Why if the "True Error" equals $0$ i.e. $L_{(\mathcal{D}, f)}(h^{*}) = 0$ then the "Training Error" equals $0$ i.e. $ L_{S}(h^{*}) = 0$?

16 Views Asked by At

I have read this question and I am confused by a part of the first answer, even though it is asked in the comments.

I don't understand why $$L_{(\mathcal{D}, f)}(h^{*}) = 0 \implies L_{S}(h^{*}) = 0$$

Why if the "True Error" equal to $0$ i.e. $L_{(\mathcal{D}, f)}(h^{*}) = 0$ then it's implied that the "Training Error" is also equal to $0$ i.e. $ L_{S}(h^{*}) = 0$?

Also, I would like to clarify my understanding of $\mathcal{D}$.

My understanding of $\mathcal{D}$ is that it's some probability distribution of the input data $\mathcal{X}$ (as stated in the book).

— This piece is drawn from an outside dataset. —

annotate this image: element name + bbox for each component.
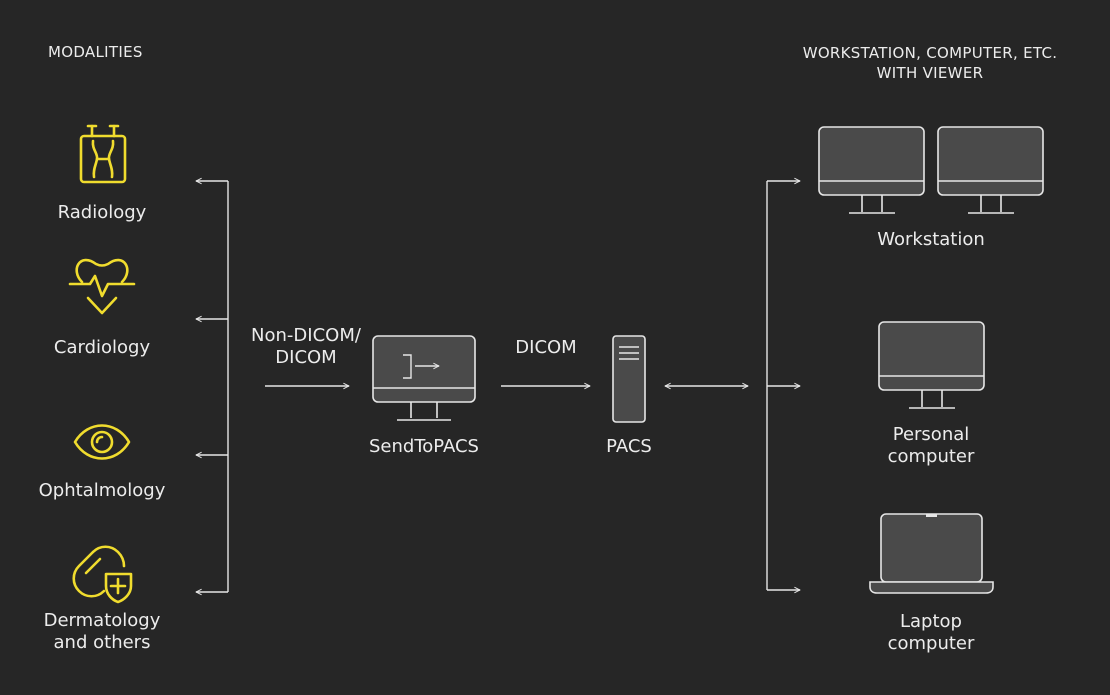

For example, let $\mathcal{X}=\{x_1,x_2,x_3\}$ and $\mathcal{Y}=\{0,1\}$. Let $f(x_i)=1$ if $x\geq 0$ and $0$ otherwise. Then let $\mathcal{D}$ be such that $P(x_1\geq 0)=1/2, P(x_2\geq 0)=1/3, P(x_3 \geq 0)=1/4$. Is this a reasonable example of how to interpret $\mathcal{D}$?